Наступив ногой на выступавший под окном декоративный бортик, а руками ухватившись за крашеную решетку, Погодин подтянулся и заглянул в окно. На ближайшей к окну кровати он увидел жену. Она была в вылинявшей от множества дезинфекций ночной рубашке, открывавшей острые ключицы и еще больше подчеркивающей ее худобу, а рядом на спинке кровати висел безобразный больничный халат. Вьющиеся длинные волосы жены, предмет ее гордости, были туго стянуты светлой косынкой. Жена смотрела куда-то в сторону, и Погодина не замечала.
Кандидат хотел уже постучать в окно, как вдруг дверь палаты открылась и появилась женщина в зеленом халате с какими-то свертками.

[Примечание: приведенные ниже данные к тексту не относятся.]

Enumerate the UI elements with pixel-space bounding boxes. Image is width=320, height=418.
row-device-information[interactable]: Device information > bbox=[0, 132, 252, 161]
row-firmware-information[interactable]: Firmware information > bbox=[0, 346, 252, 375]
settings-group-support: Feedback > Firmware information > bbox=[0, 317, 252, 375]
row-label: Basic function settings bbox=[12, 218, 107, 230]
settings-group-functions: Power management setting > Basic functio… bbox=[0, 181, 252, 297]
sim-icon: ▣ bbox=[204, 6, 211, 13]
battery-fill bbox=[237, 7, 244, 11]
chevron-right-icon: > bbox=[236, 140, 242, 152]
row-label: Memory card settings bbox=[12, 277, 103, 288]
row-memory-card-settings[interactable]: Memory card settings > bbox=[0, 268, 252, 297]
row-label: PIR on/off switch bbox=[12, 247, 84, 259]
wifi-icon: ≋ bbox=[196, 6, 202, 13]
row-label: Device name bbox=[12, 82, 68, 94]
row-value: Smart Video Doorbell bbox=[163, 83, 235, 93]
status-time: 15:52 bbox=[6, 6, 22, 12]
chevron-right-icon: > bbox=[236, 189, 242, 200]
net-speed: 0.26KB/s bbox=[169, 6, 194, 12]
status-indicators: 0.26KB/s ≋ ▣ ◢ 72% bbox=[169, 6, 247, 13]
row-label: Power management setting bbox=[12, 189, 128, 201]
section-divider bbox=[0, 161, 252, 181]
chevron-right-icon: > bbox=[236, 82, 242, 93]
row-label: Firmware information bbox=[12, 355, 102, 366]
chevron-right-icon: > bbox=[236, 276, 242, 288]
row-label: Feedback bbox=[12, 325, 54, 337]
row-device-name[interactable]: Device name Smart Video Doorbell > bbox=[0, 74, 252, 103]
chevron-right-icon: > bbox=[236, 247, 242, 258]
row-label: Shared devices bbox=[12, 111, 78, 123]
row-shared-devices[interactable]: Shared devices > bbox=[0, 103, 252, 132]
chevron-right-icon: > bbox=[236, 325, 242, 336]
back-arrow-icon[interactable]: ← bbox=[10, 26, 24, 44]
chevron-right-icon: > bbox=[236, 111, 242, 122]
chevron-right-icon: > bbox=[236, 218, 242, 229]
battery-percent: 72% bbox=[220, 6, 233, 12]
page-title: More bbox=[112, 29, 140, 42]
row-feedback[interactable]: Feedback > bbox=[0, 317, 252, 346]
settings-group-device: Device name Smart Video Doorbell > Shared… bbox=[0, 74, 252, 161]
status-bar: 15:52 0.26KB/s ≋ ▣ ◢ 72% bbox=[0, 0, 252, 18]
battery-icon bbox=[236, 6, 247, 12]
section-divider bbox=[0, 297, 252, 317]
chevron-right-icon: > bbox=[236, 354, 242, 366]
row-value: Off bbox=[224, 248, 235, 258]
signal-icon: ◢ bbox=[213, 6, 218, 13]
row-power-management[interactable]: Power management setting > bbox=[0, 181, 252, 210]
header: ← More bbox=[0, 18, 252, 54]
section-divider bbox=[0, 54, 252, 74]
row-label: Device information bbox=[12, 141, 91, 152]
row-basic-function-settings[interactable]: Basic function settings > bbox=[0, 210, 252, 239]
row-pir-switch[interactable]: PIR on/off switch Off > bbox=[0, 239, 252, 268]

Она была Погодину неинтересна, и он снова хотел перевести взгляд на жену, как вдруг понял, что светки — это новорожденные дети. Внесшая их сестра подошла вначале к женщине лежавшей у двери, а потом к его жене и протянула ей второй сверток.
Жена неуклюже и очень осторожно взяла его и поднесла к груди, держа так будто это было что-то стеклянное и очень хрупкое. Погодин понял, что этот сверток и есть его сын, и все в нем замерло от любопытства и нетерпения. С того места, где он стоял, он мог рассмотреть лишь большое красное ухо и часть щеки. Подождав, пока медсестра уйдет, он постучал согнутым пальцем в стекло.
Жена подняла голову и, заметив его в стекле, посмотрела укоризненно и погрозила пальцем.
Оторвав правую руку от решетки и нетерпеливо замахав ею, Погодин потребовал, чтобы она поднесла сына ближе к окну. Спустив с кровати босые ступни, жена подошла и на вытянутых руках показала ему ребенка. У сына были короткие и словно мокрые светлые волосики, сквозь которые просвечивала голова багрово-синее сморщенное лицо, закрытые глаза и синевато-малиновые тонкие губы. Этими губами малыш постоянно делал странные движения, то расширяя их, то сужая и просовывая между ними кончик языка. Изредка он открывал узкогубый рот и икал по два или три раза сразу. Ребенок показался Погодину некрасивым и совсем на него не похожим, и оба открытия были неприятными, но он все не мог оторвать от него взгляд, надеясь увидеть на его лице хотя бы крупицу осмысленного выражения. В то же время по лицу жены Погодин видел, что сын ей нравится и она считает его своим, и это открытие было ему удивительно.